Володя записал в блокнот Шуркину фамилию, задержал его пальцы в своих, испытующе посмотрел в глаза:

– Ну?..

Вместо долгих заверений, Шурка сказал одно слово:

– Могила!

Он, правда, не уточнил, что Серёже-то, конечно, расскажет. Но это – как самому себе. Больше – никто не узнает.

…Утром того дня, который был назначен штабом для пограничной игры, далёкая Арктика преподнесла начальнику лагеря Дмитрию Игнатьевичу неожиданный подарок.

Налетел туман. В разгаре лета – небывалый, немыслимый для этих мест – какого, по присловью, и старожилы не упомнят.

Туман этот был не тот мягко-слоистый, сонный, знакомый по равнинам средней России. Совсем другой: лиловатый, клокастый, стремительный…

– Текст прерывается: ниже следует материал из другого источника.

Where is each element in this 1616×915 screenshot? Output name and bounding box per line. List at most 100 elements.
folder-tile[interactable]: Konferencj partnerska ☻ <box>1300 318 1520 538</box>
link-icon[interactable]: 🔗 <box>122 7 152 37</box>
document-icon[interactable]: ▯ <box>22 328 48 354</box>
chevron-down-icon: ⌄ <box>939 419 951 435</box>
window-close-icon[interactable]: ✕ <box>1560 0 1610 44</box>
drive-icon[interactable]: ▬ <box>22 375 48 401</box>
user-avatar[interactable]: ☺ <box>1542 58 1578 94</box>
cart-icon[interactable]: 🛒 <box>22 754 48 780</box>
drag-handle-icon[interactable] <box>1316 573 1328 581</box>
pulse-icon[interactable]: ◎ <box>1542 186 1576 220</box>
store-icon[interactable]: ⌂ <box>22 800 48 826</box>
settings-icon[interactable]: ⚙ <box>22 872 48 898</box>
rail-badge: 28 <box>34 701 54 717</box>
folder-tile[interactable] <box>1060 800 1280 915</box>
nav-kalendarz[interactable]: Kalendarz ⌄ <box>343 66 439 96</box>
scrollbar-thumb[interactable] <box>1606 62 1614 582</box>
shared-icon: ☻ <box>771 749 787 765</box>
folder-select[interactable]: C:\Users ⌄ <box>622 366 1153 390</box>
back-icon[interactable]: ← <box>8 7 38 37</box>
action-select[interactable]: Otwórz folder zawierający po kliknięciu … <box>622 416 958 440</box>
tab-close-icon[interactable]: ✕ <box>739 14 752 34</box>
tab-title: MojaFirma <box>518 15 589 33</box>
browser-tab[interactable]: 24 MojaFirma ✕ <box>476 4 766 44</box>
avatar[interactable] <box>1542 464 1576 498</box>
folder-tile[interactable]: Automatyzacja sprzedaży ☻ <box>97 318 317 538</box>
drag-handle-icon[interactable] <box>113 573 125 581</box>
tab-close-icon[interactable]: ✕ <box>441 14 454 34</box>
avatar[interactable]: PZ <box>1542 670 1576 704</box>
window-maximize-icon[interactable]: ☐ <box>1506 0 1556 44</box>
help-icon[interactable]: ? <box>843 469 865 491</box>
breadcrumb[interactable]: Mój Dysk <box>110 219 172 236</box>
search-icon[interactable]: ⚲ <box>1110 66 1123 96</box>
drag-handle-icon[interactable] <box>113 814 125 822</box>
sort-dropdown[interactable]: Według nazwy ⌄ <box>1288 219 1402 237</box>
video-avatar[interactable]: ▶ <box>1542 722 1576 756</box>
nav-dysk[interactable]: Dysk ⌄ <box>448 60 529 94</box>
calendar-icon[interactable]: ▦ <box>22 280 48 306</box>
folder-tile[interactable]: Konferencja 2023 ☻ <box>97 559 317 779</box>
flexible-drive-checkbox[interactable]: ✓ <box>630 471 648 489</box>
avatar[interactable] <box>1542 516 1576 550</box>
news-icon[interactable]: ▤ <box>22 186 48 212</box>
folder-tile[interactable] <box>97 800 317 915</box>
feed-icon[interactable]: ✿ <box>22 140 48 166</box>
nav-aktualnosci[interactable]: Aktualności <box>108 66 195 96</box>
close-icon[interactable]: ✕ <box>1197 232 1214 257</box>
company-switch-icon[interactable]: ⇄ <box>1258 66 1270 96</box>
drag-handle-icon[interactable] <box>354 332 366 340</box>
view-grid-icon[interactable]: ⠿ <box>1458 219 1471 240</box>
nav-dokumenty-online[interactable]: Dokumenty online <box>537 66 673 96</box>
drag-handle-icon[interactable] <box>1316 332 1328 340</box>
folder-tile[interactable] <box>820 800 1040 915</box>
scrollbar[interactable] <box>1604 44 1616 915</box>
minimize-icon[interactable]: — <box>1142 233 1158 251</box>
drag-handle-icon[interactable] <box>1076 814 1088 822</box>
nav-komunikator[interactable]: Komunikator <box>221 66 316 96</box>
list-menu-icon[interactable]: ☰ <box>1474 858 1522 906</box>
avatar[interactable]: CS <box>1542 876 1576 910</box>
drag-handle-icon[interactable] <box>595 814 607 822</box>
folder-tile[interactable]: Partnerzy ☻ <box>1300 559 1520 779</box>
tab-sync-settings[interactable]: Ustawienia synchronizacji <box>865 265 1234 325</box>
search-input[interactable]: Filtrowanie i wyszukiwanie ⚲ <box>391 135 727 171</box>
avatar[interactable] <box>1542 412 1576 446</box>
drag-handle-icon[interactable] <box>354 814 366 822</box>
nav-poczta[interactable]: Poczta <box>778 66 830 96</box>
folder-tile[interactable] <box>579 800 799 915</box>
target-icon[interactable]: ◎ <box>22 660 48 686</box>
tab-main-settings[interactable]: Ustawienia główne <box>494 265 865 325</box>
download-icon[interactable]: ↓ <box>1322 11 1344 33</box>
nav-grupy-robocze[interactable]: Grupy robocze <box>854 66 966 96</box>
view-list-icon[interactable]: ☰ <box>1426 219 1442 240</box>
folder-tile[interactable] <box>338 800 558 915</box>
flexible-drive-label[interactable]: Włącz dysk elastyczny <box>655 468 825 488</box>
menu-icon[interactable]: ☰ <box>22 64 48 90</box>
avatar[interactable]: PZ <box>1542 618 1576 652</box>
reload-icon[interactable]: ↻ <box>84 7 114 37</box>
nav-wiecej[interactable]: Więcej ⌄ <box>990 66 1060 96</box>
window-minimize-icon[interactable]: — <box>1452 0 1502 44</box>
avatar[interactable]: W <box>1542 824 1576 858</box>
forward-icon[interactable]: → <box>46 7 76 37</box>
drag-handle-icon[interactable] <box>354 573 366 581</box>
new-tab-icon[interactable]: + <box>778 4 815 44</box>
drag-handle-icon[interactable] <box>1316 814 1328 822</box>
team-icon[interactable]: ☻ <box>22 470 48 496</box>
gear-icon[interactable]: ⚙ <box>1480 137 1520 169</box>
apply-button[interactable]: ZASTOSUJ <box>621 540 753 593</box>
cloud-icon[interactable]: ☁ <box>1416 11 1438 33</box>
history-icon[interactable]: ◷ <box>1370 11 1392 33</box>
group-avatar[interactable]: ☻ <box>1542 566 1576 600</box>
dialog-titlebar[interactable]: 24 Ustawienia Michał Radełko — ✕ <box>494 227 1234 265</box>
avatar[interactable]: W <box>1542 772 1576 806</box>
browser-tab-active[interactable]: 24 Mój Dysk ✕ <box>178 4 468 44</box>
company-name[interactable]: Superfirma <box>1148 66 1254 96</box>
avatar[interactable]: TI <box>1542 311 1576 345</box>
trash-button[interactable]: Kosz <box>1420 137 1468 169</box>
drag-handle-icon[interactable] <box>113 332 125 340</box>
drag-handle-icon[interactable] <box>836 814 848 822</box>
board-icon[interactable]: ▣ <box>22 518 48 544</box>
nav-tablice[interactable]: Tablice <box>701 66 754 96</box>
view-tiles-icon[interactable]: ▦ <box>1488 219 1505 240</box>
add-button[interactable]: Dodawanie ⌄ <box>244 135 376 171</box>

Такие туманы обыкновенны здесь весной, на переломе от прохлады к жаре. Но шло необычное лето. Шумели ураганы по всему Северному полушарию. В Средиземноморье неистовый град прошёлся по виноградникам, погубив урожай целого года. И у нас «холодные массы арктического воздуха» метнулись неожиданным рывком «к югу Европейской части». А один узенький и дрожащий от любопытства язычок этих холодных масс высунулся даже из-за Ключевского перевала, и всю береговую полосу охватил влажный озноб.